Li Xin, Ji Chaoneng, Gu Jiefeng, Xu Jian, Jin Zhe, Sun Liyun, Zou Xianqiong, Lin Yun, Sun Ruping, Wang Peng, Gu Shaohua, Mao Yumin
State Key Laboratory of Genetic Engineering, Institute of Genetics, School of Life Sciences, Fudan University, Shanghai, People's Republic of China.
Mol Biol Rep. 2005 Jun;32(2):127-31. doi: 10.1007/s11033-004-6939-9.

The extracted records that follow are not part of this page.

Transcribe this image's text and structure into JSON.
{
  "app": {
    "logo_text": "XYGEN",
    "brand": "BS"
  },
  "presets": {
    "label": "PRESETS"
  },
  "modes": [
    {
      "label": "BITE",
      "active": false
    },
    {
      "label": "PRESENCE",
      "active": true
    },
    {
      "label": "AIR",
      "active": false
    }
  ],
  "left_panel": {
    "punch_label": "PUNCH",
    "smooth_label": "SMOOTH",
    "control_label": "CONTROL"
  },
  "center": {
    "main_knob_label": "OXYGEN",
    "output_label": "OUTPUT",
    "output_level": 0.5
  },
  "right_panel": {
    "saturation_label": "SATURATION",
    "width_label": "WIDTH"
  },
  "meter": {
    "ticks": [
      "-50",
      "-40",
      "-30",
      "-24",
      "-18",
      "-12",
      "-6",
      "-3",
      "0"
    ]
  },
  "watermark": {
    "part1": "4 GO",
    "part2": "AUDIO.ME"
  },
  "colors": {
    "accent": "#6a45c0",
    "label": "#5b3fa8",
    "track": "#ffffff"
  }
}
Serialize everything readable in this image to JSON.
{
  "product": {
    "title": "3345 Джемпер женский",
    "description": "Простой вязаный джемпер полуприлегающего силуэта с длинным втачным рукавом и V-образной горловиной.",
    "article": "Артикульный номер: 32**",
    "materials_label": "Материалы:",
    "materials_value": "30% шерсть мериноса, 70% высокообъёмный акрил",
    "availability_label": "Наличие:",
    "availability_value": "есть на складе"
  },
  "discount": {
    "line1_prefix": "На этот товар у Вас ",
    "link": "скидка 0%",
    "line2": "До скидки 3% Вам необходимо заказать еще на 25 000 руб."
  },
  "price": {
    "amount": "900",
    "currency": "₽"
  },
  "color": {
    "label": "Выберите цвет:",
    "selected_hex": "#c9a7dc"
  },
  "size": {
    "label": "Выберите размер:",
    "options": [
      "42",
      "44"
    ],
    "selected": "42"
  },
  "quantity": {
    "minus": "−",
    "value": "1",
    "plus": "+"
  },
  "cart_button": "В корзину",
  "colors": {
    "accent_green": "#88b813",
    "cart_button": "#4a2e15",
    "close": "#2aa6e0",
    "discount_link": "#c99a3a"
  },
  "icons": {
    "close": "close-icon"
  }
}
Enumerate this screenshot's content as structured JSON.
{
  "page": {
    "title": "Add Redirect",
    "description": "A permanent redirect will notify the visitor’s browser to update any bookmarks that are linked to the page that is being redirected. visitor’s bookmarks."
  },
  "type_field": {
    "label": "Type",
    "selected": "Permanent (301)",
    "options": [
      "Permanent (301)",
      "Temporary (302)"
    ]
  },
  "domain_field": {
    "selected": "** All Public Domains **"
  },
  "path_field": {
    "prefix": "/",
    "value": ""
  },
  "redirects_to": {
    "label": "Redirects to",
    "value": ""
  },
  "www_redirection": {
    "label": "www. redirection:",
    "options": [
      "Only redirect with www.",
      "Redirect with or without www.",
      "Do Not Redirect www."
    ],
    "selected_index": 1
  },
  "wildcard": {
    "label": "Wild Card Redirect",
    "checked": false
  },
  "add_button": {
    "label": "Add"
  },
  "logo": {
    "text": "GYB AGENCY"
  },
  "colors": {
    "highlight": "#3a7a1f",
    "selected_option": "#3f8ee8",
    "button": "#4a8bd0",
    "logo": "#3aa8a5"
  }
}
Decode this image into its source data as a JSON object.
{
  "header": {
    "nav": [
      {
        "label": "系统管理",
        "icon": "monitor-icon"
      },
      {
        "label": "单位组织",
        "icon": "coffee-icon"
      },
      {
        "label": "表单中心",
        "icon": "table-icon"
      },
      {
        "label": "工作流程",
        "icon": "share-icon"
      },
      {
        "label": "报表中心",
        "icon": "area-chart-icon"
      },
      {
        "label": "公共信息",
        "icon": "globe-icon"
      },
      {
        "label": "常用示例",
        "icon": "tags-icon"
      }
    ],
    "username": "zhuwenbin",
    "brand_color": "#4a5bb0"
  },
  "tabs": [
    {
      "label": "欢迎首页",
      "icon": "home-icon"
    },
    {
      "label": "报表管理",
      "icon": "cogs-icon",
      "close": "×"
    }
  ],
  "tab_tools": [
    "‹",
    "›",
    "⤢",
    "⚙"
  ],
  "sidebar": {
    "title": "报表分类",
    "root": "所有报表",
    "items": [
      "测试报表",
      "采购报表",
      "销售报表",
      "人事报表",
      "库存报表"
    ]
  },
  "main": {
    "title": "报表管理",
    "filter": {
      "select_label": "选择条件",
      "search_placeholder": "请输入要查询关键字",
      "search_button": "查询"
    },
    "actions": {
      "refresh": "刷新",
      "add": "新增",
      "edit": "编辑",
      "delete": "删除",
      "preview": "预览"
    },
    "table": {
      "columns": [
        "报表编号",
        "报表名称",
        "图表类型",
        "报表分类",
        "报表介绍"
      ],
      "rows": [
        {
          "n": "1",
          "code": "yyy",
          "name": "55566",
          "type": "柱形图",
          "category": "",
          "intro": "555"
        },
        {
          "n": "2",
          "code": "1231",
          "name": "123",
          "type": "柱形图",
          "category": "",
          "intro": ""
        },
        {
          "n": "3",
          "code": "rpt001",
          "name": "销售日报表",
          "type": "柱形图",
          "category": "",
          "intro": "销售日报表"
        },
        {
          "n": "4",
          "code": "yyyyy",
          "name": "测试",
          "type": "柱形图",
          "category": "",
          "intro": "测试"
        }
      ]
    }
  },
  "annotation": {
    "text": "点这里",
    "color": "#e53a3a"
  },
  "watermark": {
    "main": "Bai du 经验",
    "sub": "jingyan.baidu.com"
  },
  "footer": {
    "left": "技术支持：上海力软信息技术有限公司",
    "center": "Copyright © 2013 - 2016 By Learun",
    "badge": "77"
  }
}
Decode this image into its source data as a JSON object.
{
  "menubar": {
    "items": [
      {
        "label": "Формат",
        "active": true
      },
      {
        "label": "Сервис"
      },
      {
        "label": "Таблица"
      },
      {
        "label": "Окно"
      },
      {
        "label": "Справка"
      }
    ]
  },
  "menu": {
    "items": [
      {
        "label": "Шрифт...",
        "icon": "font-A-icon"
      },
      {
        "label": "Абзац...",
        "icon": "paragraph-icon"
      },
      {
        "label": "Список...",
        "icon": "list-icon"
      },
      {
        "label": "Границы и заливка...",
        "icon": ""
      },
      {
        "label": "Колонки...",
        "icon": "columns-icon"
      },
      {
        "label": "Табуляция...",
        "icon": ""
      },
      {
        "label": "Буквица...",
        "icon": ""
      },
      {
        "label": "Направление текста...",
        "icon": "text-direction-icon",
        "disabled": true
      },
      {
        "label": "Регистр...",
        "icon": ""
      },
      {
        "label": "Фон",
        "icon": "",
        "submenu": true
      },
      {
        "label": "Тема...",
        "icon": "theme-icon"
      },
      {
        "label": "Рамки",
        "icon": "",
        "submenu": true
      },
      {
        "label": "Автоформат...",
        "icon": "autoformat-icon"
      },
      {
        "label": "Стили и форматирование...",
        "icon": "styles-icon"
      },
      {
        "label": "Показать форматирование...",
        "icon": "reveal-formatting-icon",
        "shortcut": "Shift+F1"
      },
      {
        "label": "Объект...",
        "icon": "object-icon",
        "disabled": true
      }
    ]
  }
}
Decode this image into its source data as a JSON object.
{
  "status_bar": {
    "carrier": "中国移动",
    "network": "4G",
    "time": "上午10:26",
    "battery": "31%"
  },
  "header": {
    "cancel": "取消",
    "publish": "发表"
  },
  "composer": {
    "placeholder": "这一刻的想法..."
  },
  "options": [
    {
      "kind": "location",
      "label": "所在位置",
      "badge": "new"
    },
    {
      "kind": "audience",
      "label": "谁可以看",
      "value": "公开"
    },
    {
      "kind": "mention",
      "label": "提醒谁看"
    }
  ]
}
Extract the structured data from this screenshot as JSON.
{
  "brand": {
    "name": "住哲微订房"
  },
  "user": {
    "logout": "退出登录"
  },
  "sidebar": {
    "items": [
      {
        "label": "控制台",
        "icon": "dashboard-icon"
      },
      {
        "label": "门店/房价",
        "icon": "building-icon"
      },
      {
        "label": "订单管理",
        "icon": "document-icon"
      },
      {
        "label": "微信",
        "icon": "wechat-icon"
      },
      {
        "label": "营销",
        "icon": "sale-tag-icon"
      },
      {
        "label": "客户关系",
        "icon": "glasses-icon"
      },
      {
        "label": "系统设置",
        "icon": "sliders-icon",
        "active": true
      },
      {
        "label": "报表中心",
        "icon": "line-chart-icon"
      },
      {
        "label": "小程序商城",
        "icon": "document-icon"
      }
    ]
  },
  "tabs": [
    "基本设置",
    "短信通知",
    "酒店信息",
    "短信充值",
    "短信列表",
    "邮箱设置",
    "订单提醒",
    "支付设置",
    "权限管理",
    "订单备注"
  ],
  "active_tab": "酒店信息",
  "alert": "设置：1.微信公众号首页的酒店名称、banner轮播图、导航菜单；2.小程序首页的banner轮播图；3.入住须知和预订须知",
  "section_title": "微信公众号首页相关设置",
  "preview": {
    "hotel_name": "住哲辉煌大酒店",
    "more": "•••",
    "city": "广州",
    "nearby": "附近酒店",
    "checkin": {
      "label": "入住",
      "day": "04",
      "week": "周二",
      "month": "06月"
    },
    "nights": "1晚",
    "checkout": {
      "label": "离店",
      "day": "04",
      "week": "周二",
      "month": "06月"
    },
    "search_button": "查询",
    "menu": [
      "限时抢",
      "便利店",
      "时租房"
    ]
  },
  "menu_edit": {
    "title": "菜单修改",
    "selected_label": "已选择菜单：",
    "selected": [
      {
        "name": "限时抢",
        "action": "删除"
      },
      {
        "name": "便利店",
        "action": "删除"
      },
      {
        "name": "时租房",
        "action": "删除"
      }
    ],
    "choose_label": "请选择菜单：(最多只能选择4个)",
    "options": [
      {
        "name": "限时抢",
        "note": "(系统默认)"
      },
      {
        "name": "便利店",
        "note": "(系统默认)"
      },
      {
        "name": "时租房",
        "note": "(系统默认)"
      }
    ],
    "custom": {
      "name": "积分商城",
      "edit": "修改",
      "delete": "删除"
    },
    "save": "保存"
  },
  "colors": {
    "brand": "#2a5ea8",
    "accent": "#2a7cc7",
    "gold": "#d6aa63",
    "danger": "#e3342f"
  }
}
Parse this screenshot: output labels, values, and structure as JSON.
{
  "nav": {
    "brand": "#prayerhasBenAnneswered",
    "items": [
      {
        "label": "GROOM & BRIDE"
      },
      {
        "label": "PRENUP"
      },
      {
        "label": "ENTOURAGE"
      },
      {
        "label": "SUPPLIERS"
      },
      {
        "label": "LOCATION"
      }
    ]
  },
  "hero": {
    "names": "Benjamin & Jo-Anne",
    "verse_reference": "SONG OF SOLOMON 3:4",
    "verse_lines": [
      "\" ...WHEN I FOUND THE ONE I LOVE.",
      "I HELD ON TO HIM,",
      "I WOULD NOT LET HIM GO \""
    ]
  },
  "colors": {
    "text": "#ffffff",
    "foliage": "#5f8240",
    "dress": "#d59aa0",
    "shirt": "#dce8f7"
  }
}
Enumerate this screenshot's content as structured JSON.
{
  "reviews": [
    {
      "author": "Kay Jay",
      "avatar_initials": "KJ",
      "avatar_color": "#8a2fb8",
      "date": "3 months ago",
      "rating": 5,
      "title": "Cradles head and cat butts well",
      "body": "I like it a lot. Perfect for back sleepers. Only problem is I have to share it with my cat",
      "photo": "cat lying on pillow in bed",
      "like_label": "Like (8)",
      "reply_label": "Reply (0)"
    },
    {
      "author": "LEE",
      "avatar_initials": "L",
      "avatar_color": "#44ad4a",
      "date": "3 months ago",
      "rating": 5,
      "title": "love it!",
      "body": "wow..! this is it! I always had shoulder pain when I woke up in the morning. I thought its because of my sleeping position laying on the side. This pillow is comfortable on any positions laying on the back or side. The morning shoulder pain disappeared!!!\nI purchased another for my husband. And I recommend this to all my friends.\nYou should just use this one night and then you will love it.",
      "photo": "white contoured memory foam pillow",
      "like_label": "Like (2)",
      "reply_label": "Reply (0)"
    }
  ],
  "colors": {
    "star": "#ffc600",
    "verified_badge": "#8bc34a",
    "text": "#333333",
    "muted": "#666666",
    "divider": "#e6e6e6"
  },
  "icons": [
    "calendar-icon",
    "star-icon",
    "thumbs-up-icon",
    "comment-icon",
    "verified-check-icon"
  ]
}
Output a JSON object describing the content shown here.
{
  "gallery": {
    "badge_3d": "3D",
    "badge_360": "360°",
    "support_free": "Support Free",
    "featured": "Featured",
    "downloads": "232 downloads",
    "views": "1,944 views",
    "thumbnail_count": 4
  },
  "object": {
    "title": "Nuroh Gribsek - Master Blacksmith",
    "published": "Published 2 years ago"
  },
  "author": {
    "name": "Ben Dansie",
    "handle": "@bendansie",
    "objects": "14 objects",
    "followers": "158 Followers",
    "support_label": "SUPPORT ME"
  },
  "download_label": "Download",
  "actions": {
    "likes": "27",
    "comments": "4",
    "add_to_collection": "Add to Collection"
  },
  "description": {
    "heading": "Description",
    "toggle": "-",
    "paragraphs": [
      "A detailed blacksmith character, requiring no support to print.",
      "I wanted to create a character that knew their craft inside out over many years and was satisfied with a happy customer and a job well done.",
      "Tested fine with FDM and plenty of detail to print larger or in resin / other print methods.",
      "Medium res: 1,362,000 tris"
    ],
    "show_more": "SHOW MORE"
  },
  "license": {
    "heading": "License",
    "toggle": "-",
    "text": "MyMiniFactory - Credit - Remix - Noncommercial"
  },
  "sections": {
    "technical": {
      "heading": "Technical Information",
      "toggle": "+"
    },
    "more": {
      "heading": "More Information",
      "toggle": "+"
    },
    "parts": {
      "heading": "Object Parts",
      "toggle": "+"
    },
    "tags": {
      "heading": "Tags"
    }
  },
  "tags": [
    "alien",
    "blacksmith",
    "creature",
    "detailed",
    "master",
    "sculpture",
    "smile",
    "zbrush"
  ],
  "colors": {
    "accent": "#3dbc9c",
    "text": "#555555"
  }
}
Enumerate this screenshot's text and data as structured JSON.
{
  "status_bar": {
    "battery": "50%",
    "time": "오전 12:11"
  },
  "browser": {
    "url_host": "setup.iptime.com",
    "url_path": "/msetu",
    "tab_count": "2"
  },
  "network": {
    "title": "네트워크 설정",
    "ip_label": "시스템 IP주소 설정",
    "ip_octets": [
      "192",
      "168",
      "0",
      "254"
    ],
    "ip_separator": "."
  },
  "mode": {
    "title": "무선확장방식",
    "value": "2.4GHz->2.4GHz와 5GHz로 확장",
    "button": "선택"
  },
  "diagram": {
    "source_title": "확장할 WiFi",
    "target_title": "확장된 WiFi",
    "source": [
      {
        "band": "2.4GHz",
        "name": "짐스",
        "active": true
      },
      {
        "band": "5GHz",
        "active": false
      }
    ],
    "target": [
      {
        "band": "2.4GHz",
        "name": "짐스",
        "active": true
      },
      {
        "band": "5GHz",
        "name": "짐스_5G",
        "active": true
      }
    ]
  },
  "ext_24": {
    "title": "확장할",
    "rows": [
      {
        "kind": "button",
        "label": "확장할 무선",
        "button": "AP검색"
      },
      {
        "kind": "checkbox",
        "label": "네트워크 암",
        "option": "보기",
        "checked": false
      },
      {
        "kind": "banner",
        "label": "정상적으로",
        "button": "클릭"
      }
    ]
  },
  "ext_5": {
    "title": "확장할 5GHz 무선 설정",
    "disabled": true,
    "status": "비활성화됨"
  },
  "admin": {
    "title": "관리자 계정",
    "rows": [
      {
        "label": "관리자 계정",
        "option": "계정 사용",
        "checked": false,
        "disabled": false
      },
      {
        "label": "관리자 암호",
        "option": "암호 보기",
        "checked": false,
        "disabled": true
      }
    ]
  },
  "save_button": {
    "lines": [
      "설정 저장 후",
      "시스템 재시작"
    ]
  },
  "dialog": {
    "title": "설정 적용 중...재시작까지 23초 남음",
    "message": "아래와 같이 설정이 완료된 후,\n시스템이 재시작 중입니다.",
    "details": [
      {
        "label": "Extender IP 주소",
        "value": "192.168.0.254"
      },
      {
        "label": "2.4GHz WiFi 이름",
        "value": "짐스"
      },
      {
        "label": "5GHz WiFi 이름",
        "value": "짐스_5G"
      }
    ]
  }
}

Triple-A syndrome (MIM 231550; also known as Allgrove syndrome) is an autosomal recessive disorder characterized by adrenocorticotropin hormone (ACTH)-resistant adrenal insufficiency, achalasia of the oesophageal cardia and alacrima. Much initial molecular analysis supported that Triple-A syndrome was caused by mutations in AAAS, a WD-repeat protein gene. Here we report cloning and characterization of a novel splice variant of human AAAS, which we named AAAS-v2, which is located on the human chromosome 12p13. The cDNA is 1703 bp, encoding a 513-amino acid polypeptide, which contains three WD40 domains, one less than the original which we called AAAS-v1 (Gen Bank: NM_015665.3). RT-PCR analysis in our work revealed that AAAS-v2 and AAAS-v1 were ubiquitously detected in human multiple tissue cDNA (MTC) panels (CLONTECH).
三 A 综合征(MIM 231550;也称为奥尔格罗夫综合征)是一种常染色体隐性疾病,其特征为促肾上腺皮质激素(ACTH)抵抗性肾上腺功能不全、食管贲门失弛缓症和无泪症。许多最初的分子分析支持三 A 综合征是由 WD 重复蛋白基因 AAAS 中的突变引起的。在此,我们报告了人类 AAAS 一种新型剪接变体的克隆和特征分析,我们将其命名为 AAAS-v2,它位于人类染色体 12p13 上。该 cDNA 为 1703 碱基对,编码一个 513 个氨基酸的多肽,其包含三个 WD40 结构域,比我们称为 AAAS-v1(基因库:NM_015665.3)的原始结构域少一个。我们工作中的逆转录聚合酶链反应(RT-PCR)分析显示,在人类多种组织 cDNA(MTC)板(CLONTECH)中普遍检测到 AAAS-v2 和 AAAS-v1。